Persimmon Star model Consulting Tulsa

How well does your company achieve your strategic goals? Meeting and overcoming crises?

One approach to assessing your company’s readiness is to apply a 5 Star Points model, which looks at the business from five perspectives, all centered on strategy.A star with each of the Persimmon Group's five main topics for strategy on each point: Culture, Structure, Processes, Tools, and People

To get started, draw a star on a sheet of paper. In the center, write “Strategy.” Next ask yourself the following questions:

  • How well-defined is your strategy?
  • Who is your audience?
  • Has the recession and the work force generational shift affected it?
  • Have you identified three to five goals with initiatives to support them?
  • Does every person in the company understand how they relate to the strategy?

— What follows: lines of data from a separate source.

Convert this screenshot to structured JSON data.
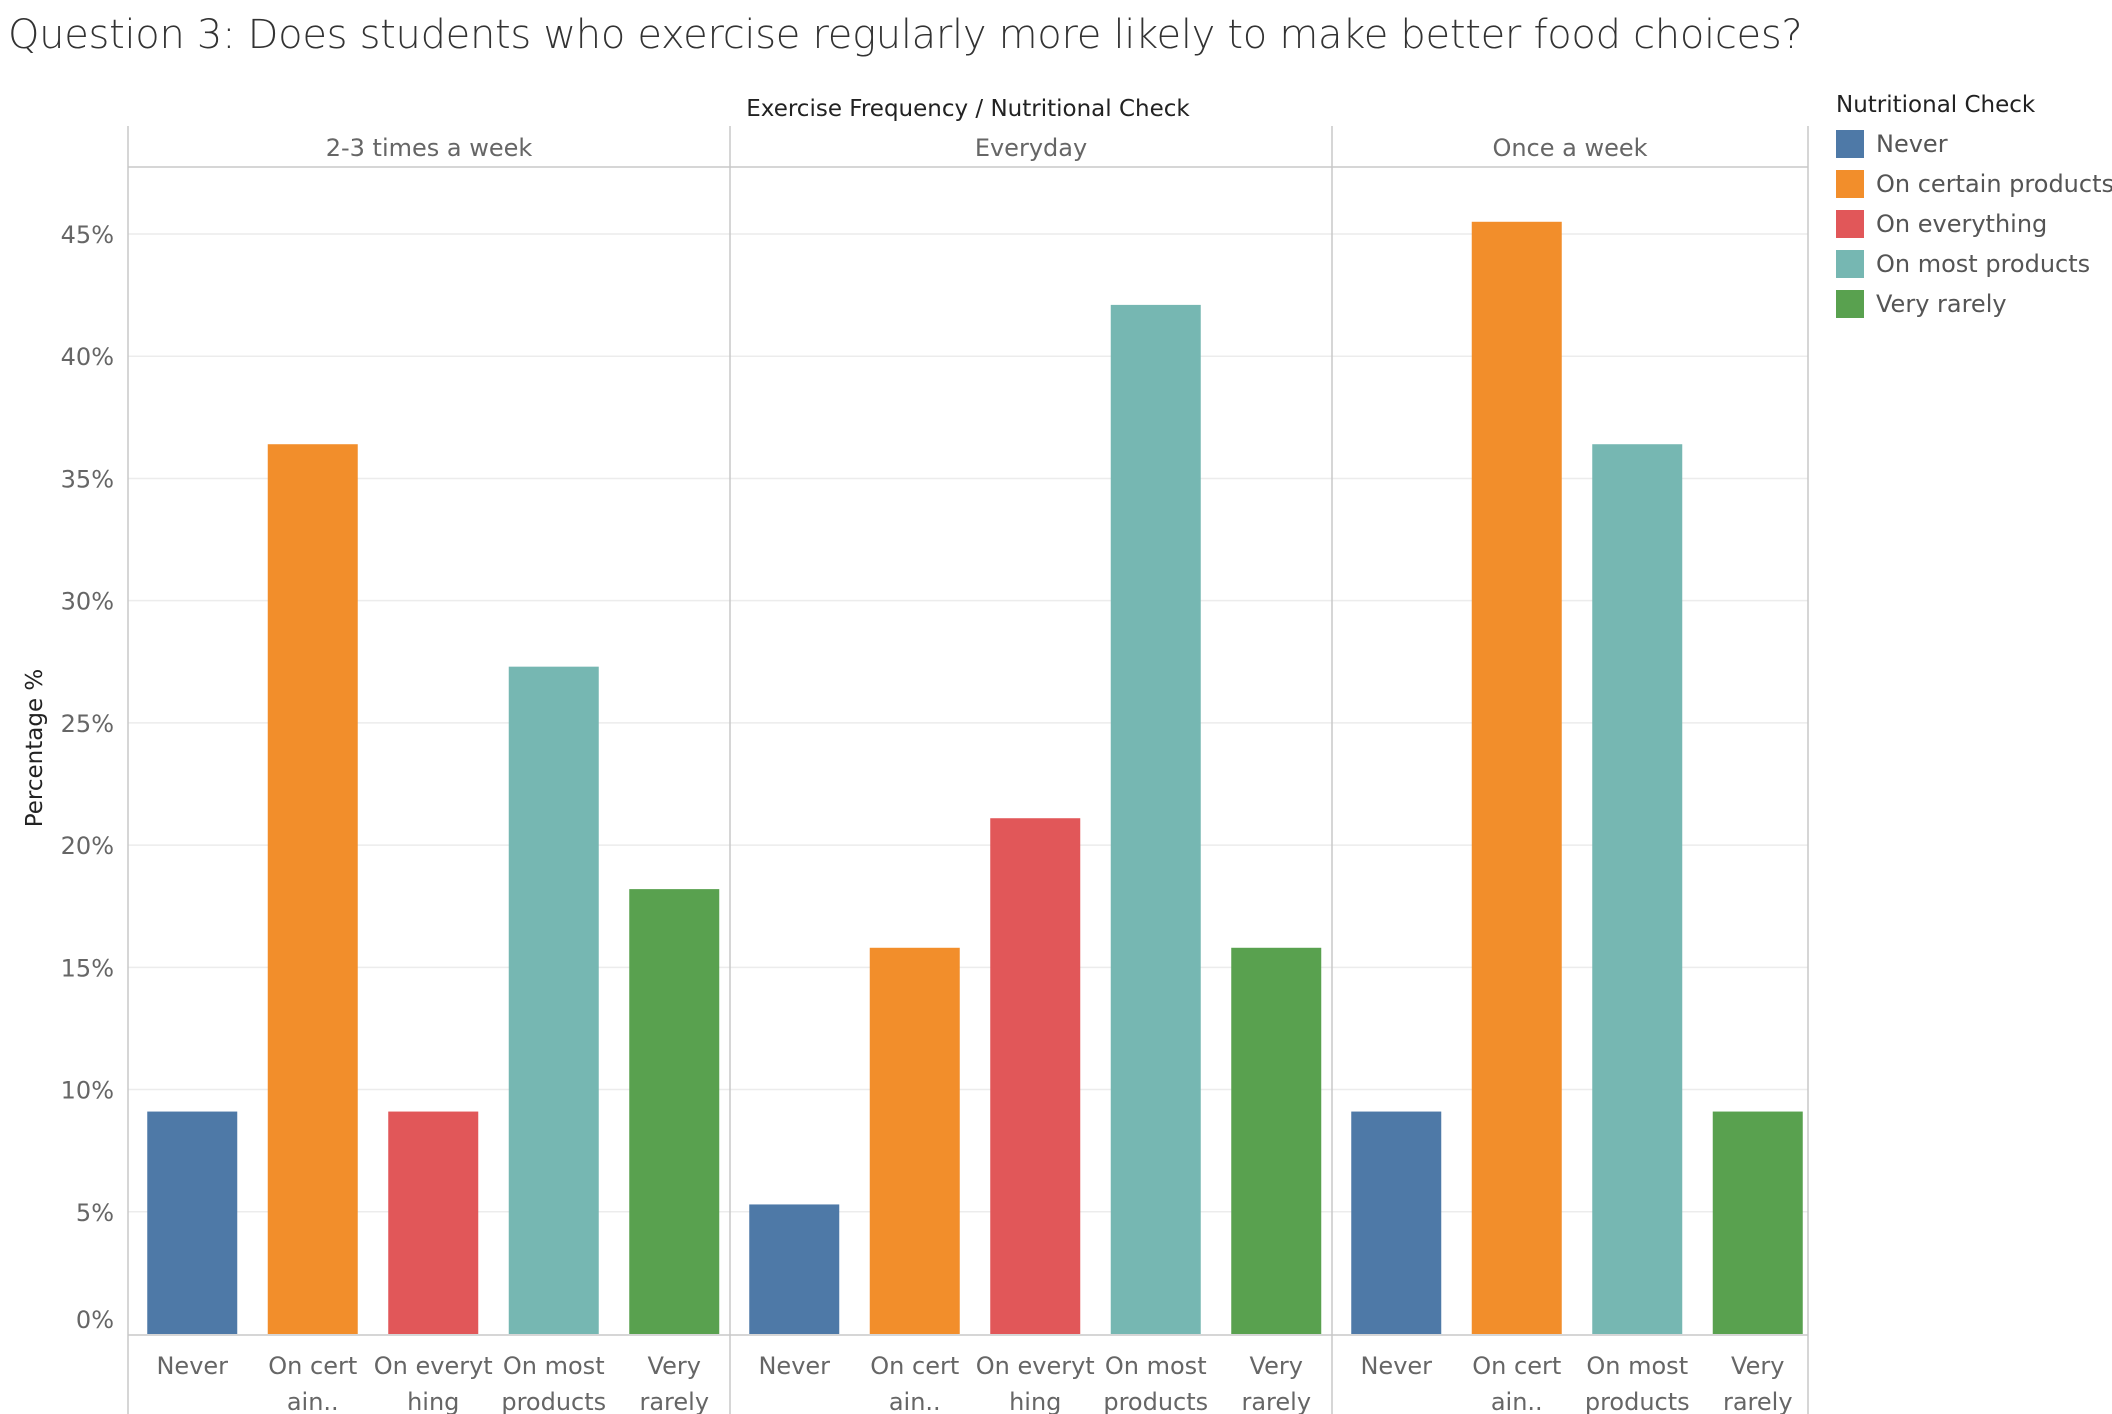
{
  "chart_data": {
    "type": "bar",
    "title": "Question 3: Does students who exercise regularly more likely to make better food choices?",
    "column_header": "Exercise Frequency / Nutritional Check",
    "ylabel": "Percentage %",
    "ylim": [
      0,
      45.5
    ],
    "yticks": [
      0,
      5,
      10,
      15,
      20,
      25,
      30,
      35,
      40,
      45
    ],
    "ytick_labels": [
      "0%",
      "5%",
      "10%",
      "15%",
      "20%",
      "25%",
      "30%",
      "35%",
      "40%",
      "45%"
    ],
    "legend": {
      "title": "Nutritional Check",
      "position": "right",
      "items": [
        {
          "name": "Never",
          "color": "#4e79a7"
        },
        {
          "name": "On certain products",
          "color": "#f28e2b"
        },
        {
          "name": "On everything",
          "color": "#e15759"
        },
        {
          "name": "On most products",
          "color": "#76b7b2"
        },
        {
          "name": "Very rarely",
          "color": "#59a14f"
        }
      ]
    },
    "panels": [
      {
        "name": "2-3 times a week",
        "bars": [
          {
            "category": "Never",
            "label": [
              "Never"
            ],
            "value": 9.1
          },
          {
            "category": "On certain products",
            "label": [
              "On cert",
              "ain.."
            ],
            "value": 36.4
          },
          {
            "category": "On everything",
            "label": [
              "On everyt",
              "hing"
            ],
            "value": 9.1
          },
          {
            "category": "On most products",
            "label": [
              "On most",
              "products"
            ],
            "value": 27.3
          },
          {
            "category": "Very rarely",
            "label": [
              "Very",
              "rarely"
            ],
            "value": 18.2
          }
        ]
      },
      {
        "name": "Everyday",
        "bars": [
          {
            "category": "Never",
            "label": [
              "Never"
            ],
            "value": 5.3
          },
          {
            "category": "On certain products",
            "label": [
              "On cert",
              "ain.."
            ],
            "value": 15.8
          },
          {
            "category": "On everything",
            "label": [
              "On everyt",
              "hing"
            ],
            "value": 21.1
          },
          {
            "category": "On most products",
            "label": [
              "On most",
              "products"
            ],
            "value": 42.1
          },
          {
            "category": "Very rarely",
            "label": [
              "Very",
              "rarely"
            ],
            "value": 15.8
          }
        ]
      },
      {
        "name": "Once a week",
        "bars": [
          {
            "category": "Never",
            "label": [
              "Never"
            ],
            "value": 9.1
          },
          {
            "category": "On certain products",
            "label": [
              "On cert",
              "ain.."
            ],
            "value": 45.5
          },
          {
            "category": "On most products",
            "label": [
              "On most",
              "products"
            ],
            "value": 36.4
          },
          {
            "category": "Very rarely",
            "label": [
              "Very",
              "rarely"
            ],
            "value": 9.1
          }
        ]
      }
    ]
  }
}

Your answers to these questions will give you an idea of where to start when creating your own 5 Start Points Model.

How to Use the 5 Star Points Model

The 5 Star Points assess how well the business performs toward achieving the strategy goals. So what are the 5 points?

The Star Model: 5 Points

  1. To create and sell a product or service, the company must have processes. These provide consistency at the high level, but should be adaptable and flexible where distinction is needed. Many companies fail to continue improving processes without proceduralizing them. Processes should not be cookbooks — they should be key steps or checkpoints to ensure quality and efficiency still support innovation and improvement.
  2. The personalities, skills, and competencies you hire are your business. They provide it the “humaneness” that creates new ideas and approaches, and ultimately the face of the company. So many businesses have tried to drive out this factor through processes and procedures, with little to no success. Accept that people are different, and that this is a strength rather than an issue.
  3. How you organize your people to support your processes may change, based on the situation or strategy. Currently, most companies seek to “flatten” the organization, reducing the number of levels between the front line worker and the executive.
  4. What the organization uses — tools, software, and hardware — to accomplish its work. Often, management seeks the “silver bullet” tool that will fix all of its problems, but actually this is a fundamental mistake — and usually an expensive one. Tools enable the people, organization, and processes. If those areas have issues, then tools only make them worse over time. Do your tools support good processes? The team members’ roles? The organization? If not, challenge their usefulness.
  5. What does the company stand for? Why would someone want to work for it? Culture has been out of sight to many executives until recently—mainly due to the trend of driving out risk and uniqueness through proceduralization. But culture is back in full force; and the younger workers are choosing companies based on it. Its focus on values, principles, and social relations can keep your company intact and strengthen in tough times. Without it, a job is just a paycheck.

Where you see areas for opportunity, engage your team to determine how to address them. This will strengthen your company and prepare it for the future.